Surprisingly, sponsors have not fallen over themselves to embrace a concept which seems only to have a commercial goal and no definable artistic or cultural merit. Sponsors might also be wary of getting involved with a property which has already attracted a fair amount of derision from comedians. Comedians are not shy when it comes to making their opinions of companies heard.
The concept of the Edinburgh Comedy Festival is about creating a definable brand that can leverage money from all manner of avenues, including sponsors.
Edinburgh itself is already a brand and should be using its muscle to make sure that it is getting its fair dues. Not only is Edinburgh already a brand, it also owns or controls a lot of what currently passes for venue space at the EFF.
It's vital that we are getting as much as possible out of city resources, and in a manner that sustains the Fringe itself. Edinburgh owns all the streets, many of the rooms and spaces and a huge number of potential locations for future expansion. Why should those valuable resources be turned over to external – far more often than not, non-Edinburgh companies – to make money? Would it not be better to ensure that as much as possible of the significant revenues of the Fringe stayed within Edinburgh?

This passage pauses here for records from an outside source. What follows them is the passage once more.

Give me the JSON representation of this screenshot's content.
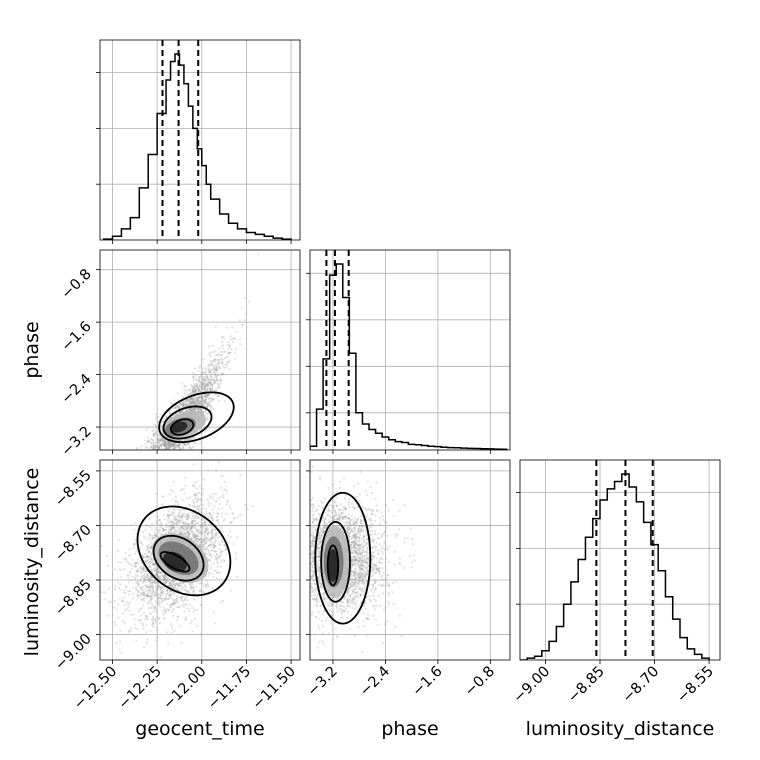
{
  "chart_data": {
    "type": "corner",
    "parameters": [
      "geocent_time",
      "phase",
      "luminosity_distance"
    ],
    "axes": {
      "geocent_time": {
        "range": [
          -12.57,
          -11.45
        ],
        "ticks": [
          -12.5,
          -12.25,
          -12.0,
          -11.75,
          -11.5
        ],
        "tick_labels": [
          "−12.50",
          "−12.25",
          "−12.00",
          "−11.75",
          "−11.50"
        ],
        "label": "geocent_time"
      },
      "phase": {
        "range": [
          -3.55,
          -0.5
        ],
        "ticks": [
          -3.2,
          -2.4,
          -1.6,
          -0.8
        ],
        "tick_labels": [
          "−3.2",
          "−2.4",
          "−1.6",
          "−0.8"
        ],
        "label": "phase"
      },
      "luminosity_distance": {
        "range": [
          -9.07,
          -8.52
        ],
        "ticks": [
          -9.0,
          -8.85,
          -8.7,
          -8.55
        ],
        "tick_labels": [
          "−9.00",
          "−8.85",
          "−8.70",
          "−8.55"
        ],
        "label": "luminosity_distance"
      }
    },
    "histograms": [
      {
        "parameter": "geocent_time",
        "bin_edges": [
          -12.55,
          -12.5,
          -12.45,
          -12.4,
          -12.35,
          -12.3,
          -12.25,
          -12.2,
          -12.175,
          -12.15,
          -12.125,
          -12.1,
          -12.075,
          -12.05,
          -12.025,
          -12.0,
          -11.975,
          -11.95,
          -11.9,
          -11.85,
          -11.8,
          -11.75,
          -11.7,
          -11.65,
          -11.6,
          -11.55,
          -11.5
        ],
        "counts": [
          0.005,
          0.02,
          0.06,
          0.12,
          0.28,
          0.46,
          0.68,
          0.86,
          0.96,
          1.0,
          0.94,
          0.84,
          0.72,
          0.6,
          0.49,
          0.4,
          0.3,
          0.22,
          0.14,
          0.09,
          0.06,
          0.04,
          0.03,
          0.02,
          0.01,
          0.005
        ],
        "quantiles": [
          -12.22,
          -12.13,
          -12.02
        ],
        "grid_y": [
          0.3,
          0.6,
          0.9
        ]
      },
      {
        "parameter": "phase",
        "bin_edges": [
          -3.55,
          -3.45,
          -3.35,
          -3.25,
          -3.15,
          -3.05,
          -2.95,
          -2.85,
          -2.75,
          -2.65,
          -2.55,
          -2.45,
          -2.35,
          -2.25,
          -2.15,
          -2.05,
          -1.95,
          -1.85,
          -1.75,
          -1.65,
          -1.55,
          -1.45,
          -1.35,
          -1.25,
          -1.15,
          -1.05,
          -0.95,
          -0.85,
          -0.75,
          -0.65,
          -0.55
        ],
        "counts": [
          0.02,
          0.22,
          0.49,
          0.94,
          1.0,
          0.82,
          0.52,
          0.2,
          0.14,
          0.11,
          0.09,
          0.07,
          0.055,
          0.045,
          0.04,
          0.03,
          0.028,
          0.024,
          0.02,
          0.018,
          0.015,
          0.013,
          0.012,
          0.01,
          0.009,
          0.008,
          0.007,
          0.006,
          0.005,
          0.004
        ],
        "quantiles": [
          -3.3,
          -3.17,
          -2.96
        ],
        "grid_y": [
          0.2,
          0.45,
          0.7,
          0.95
        ]
      },
      {
        "parameter": "luminosity_distance",
        "bin_edges": [
          -9.07,
          -9.05,
          -9.03,
          -9.01,
          -8.99,
          -8.97,
          -8.95,
          -8.93,
          -8.91,
          -8.89,
          -8.87,
          -8.85,
          -8.83,
          -8.81,
          -8.79,
          -8.77,
          -8.75,
          -8.73,
          -8.71,
          -8.69,
          -8.67,
          -8.65,
          -8.63,
          -8.61,
          -8.59,
          -8.57,
          -8.55
        ],
        "counts": [
          0.0,
          0.01,
          0.02,
          0.05,
          0.1,
          0.18,
          0.3,
          0.42,
          0.54,
          0.66,
          0.76,
          0.86,
          0.92,
          0.96,
          1.0,
          0.93,
          0.85,
          0.74,
          0.62,
          0.48,
          0.34,
          0.22,
          0.12,
          0.06,
          0.03,
          0.01
        ],
        "quantiles": [
          -8.86,
          -8.78,
          -8.705
        ],
        "grid_y": [
          0.3,
          0.6,
          0.9
        ]
      }
    ],
    "pairs": [
      {
        "x": "geocent_time",
        "y": "phase",
        "scatter": {
          "center": [
            -12.12,
            -3.2
          ],
          "sd": [
            0.12,
            0.22
          ],
          "slope": 3.0,
          "curve": 4.5,
          "n": 2600
        },
        "contours": [
          {
            "center": [
              -12.11,
              -3.2
            ],
            "radii": [
              0.065,
              0.11
            ],
            "angle_deg": 18
          },
          {
            "center": [
              -12.08,
              -3.13
            ],
            "radii": [
              0.14,
              0.22
            ],
            "angle_deg": 20
          },
          {
            "center": [
              -12.03,
              -3.05
            ],
            "radii": [
              0.22,
              0.33
            ],
            "angle_deg": 22
          }
        ],
        "density": [
          {
            "center": [
              -12.13,
              -3.2
            ],
            "radii": [
              0.05,
              0.08
            ],
            "angle_deg": 15
          },
          {
            "center": [
              -12.12,
              -3.2
            ],
            "radii": [
              0.09,
              0.13
            ],
            "angle_deg": 18
          },
          {
            "center": [
              -12.1,
              -3.17
            ],
            "radii": [
              0.13,
              0.18
            ],
            "angle_deg": 20
          }
        ]
      },
      {
        "x": "geocent_time",
        "y": "luminosity_distance",
        "scatter": {
          "center": [
            -12.14,
            -8.79
          ],
          "sd": [
            0.13,
            0.07
          ],
          "slope": 0.28,
          "curve": 0,
          "n": 2600
        },
        "contours": [
          {
            "center": [
              -12.15,
              -8.8
            ],
            "radii": [
              0.035,
              0.045
            ],
            "angle_deg": 60
          },
          {
            "center": [
              -12.13,
              -8.79
            ],
            "radii": [
              0.11,
              0.075
            ],
            "angle_deg": 55
          },
          {
            "center": [
              -12.1,
              -8.77
            ],
            "radii": [
              0.22,
              0.14
            ],
            "angle_deg": 50
          }
        ],
        "density": [
          {
            "center": [
              -12.15,
              -8.8
            ],
            "radii": [
              0.05,
              0.035
            ],
            "angle_deg": 60
          },
          {
            "center": [
              -12.13,
              -8.79
            ],
            "radii": [
              0.08,
              0.06
            ],
            "angle_deg": 58
          },
          {
            "center": [
              -12.12,
              -8.79
            ],
            "radii": [
              0.12,
              0.085
            ],
            "angle_deg": 55
          }
        ]
      },
      {
        "x": "phase",
        "y": "luminosity_distance",
        "scatter": {
          "center": [
            -3.1,
            -8.79
          ],
          "sd": [
            0.35,
            0.075
          ],
          "slope": 0,
          "curve": 0,
          "n": 2600
        },
        "contours": [
          {
            "center": [
              -3.2,
              -8.81
            ],
            "radii": [
              0.08,
              0.055
            ],
            "angle_deg": 0
          },
          {
            "center": [
              -3.16,
              -8.8
            ],
            "radii": [
              0.22,
              0.11
            ],
            "angle_deg": 0
          },
          {
            "center": [
              -3.05,
              -8.79
            ],
            "radii": [
              0.42,
              0.18
            ],
            "angle_deg": 0
          }
        ],
        "density": [
          {
            "center": [
              -3.2,
              -8.81
            ],
            "radii": [
              0.08,
              0.045
            ],
            "angle_deg": 0
          },
          {
            "center": [
              -3.19,
              -8.8
            ],
            "radii": [
              0.15,
              0.07
            ],
            "angle_deg": 0
          },
          {
            "center": [
              -3.17,
              -8.8
            ],
            "radii": [
              0.22,
              0.1
            ],
            "angle_deg": 0
          }
        ]
      }
    ],
    "grid": true
  }
}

There is no suggestion that Edinburgh civil servants take on the management of EFF venues. For all that they are a lovely bunch, the annals of civic history are not replete with tales of local bureaucracy acting with fleet of foot and quickness of thought when it comes to the profitable management of resources.

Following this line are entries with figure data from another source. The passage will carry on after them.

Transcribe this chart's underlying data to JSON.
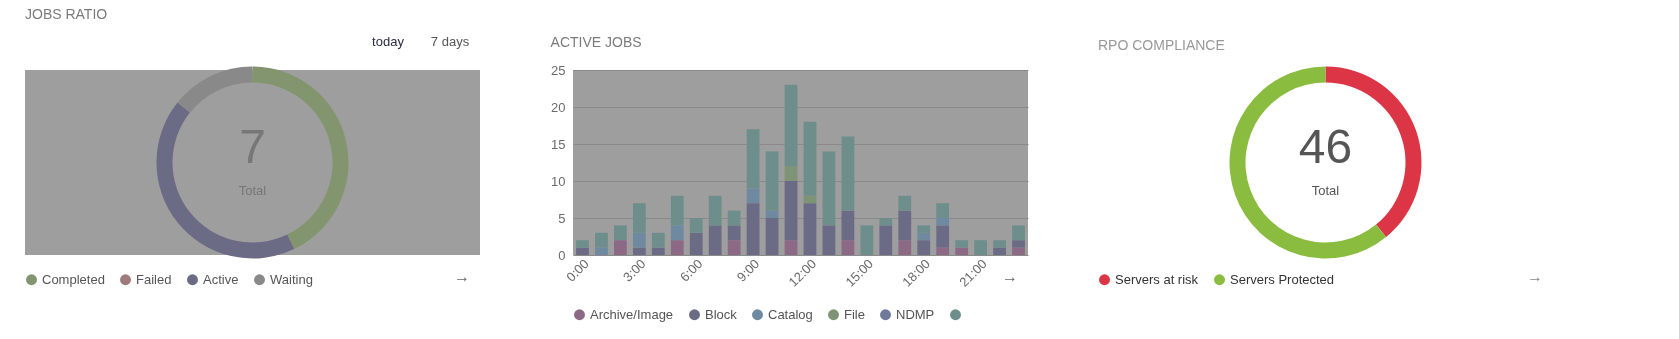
{
  "chart_data": [
    {
      "type": "donut",
      "title": "JOBS RATIO",
      "categories": [
        "Completed",
        "Failed",
        "Active",
        "Waiting"
      ],
      "values": [
        42.86,
        0,
        42.86,
        14.28
      ],
      "colors": [
        "#83956f",
        "#a0797c",
        "#6b6b86",
        "#898989"
      ],
      "legend": "bottom",
      "annotations": [
        "7",
        "Total",
        "today",
        "7 days",
        "→"
      ]
    },
    {
      "type": "bar",
      "title": "ACTIVE JOBS",
      "stacked": true,
      "categories": [
        "0:00",
        null,
        null,
        "3:00",
        null,
        null,
        "6:00",
        null,
        null,
        "9:00",
        null,
        null,
        "12:00",
        null,
        null,
        "15:00",
        null,
        null,
        "18:00",
        null,
        null,
        "21:00",
        null,
        null
      ],
      "ylim": [
        0,
        25
      ],
      "yticks": [
        0,
        5,
        10,
        15,
        20,
        25
      ],
      "grid": "y",
      "legend": "bottom",
      "series": [
        {
          "name": "Archive/Image",
          "color": "#8c6a86",
          "values": [
            0,
            0,
            2,
            0,
            0,
            2,
            0,
            0,
            2,
            0,
            0,
            2,
            0,
            0,
            2,
            0,
            0,
            2,
            0,
            1,
            1,
            0,
            0,
            1
          ]
        },
        {
          "name": "Block",
          "color": "#6b6b86",
          "values": [
            1,
            0,
            0,
            1,
            1,
            0,
            3,
            4,
            2,
            7,
            5,
            8,
            7,
            4,
            4,
            0,
            4,
            4,
            2,
            3,
            0,
            0,
            1,
            1
          ]
        },
        {
          "name": "Catalog",
          "color": "#6f8aa0",
          "values": [
            0,
            1,
            0,
            2,
            0,
            2,
            0,
            0,
            0,
            2,
            1,
            0,
            0,
            0,
            0,
            0,
            0,
            0,
            1,
            1,
            0,
            0,
            0,
            0
          ]
        },
        {
          "name": "File",
          "color": "#7f9477",
          "values": [
            0,
            0,
            0,
            0,
            0,
            0,
            0,
            0,
            0,
            0,
            0,
            2,
            1,
            0,
            0,
            0,
            0,
            0,
            0,
            0,
            0,
            0,
            0,
            0
          ]
        },
        {
          "name": "NDMP",
          "color": "#6f7a9a",
          "values": [
            0,
            0,
            0,
            0,
            0,
            0,
            0,
            0,
            0,
            0,
            0,
            0,
            0,
            0,
            0,
            0,
            0,
            0,
            0,
            0,
            0,
            0,
            0,
            0
          ]
        },
        {
          "color": "#6e8e8c",
          "values": [
            1,
            2,
            2,
            4,
            2,
            4,
            2,
            4,
            2,
            8,
            8,
            11,
            10,
            10,
            10,
            4,
            1,
            2,
            1,
            2,
            1,
            2,
            1,
            2
          ]
        }
      ],
      "annotations": [
        "→"
      ]
    },
    {
      "type": "donut",
      "title": "RPO COMPLIANCE",
      "categories": [
        "Servers at risk",
        "Servers Protected"
      ],
      "values": [
        39.13,
        60.87
      ],
      "colors": [
        "#dc3545",
        "#8abd3f"
      ],
      "legend": "bottom",
      "annotations": [
        "46",
        "Total",
        "→"
      ]
    }
  ]
}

But it need not be civil servants or – the horror, the horror – councillors themselves who get involved with such management. An arms-length management company could easily ensure that the facilities currently being run by profit-motivated-external companies are run to maximise income for Edinburgh and minimise costs to performers, thus squaring an increasingly unfair circle. By taking out a layer of venue administration, costs to performers could be kept down to the benefit of encouraging the originality and innovation that is the true lifeblood of the Edinburgh Festival Fringe.
A family affair
All the talk of a Scottish Mafia that is running Westminster is fantastic stuff. Forgive me if I'm wrong, but if we had a jock Mafia running things, wouldn't that mean that Scotland would be making out like bandits with the UK's resources? We'd all be driving Lexuses (Lexii?).
If there really is a Scottish Mafia, where exactly is all the payola and protection money going?

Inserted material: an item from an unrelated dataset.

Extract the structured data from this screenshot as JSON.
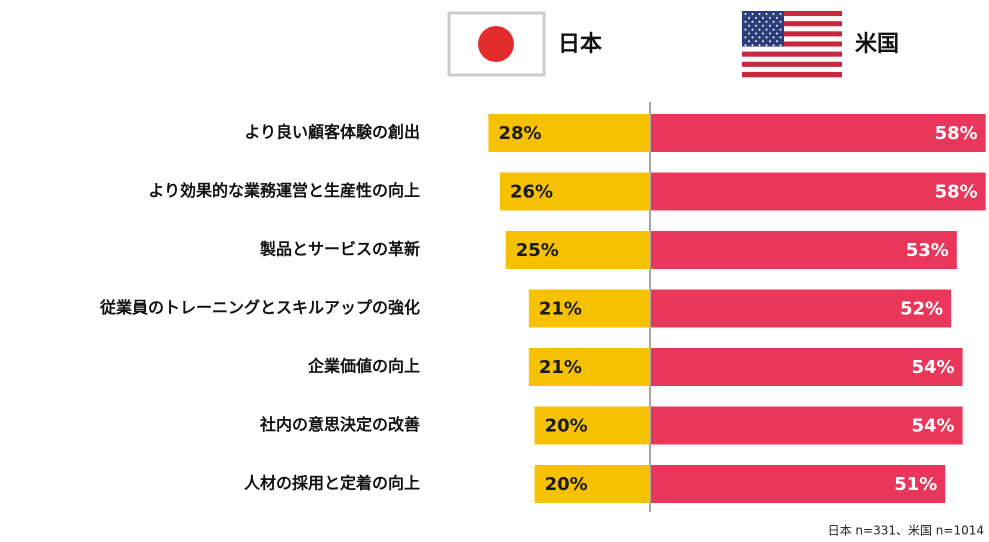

It would be great if there was a Scottish Mafia running the British parliament. Sadly, it appears a delusion on the part of Labour politicians who are incapable of realising that they've run out of scapegoats.
Congratulations to the West Coast family who took to the Clyde in a toy dinghy. Only in Scotland would their devil-may-care spirit be mocked.
This woman and her three children – challenging the high seas without lifejackets or indeed a paddle – are true adventurers. If it hadn't been for the pesky Coastguard stopping them, who know what glory might have been theirs.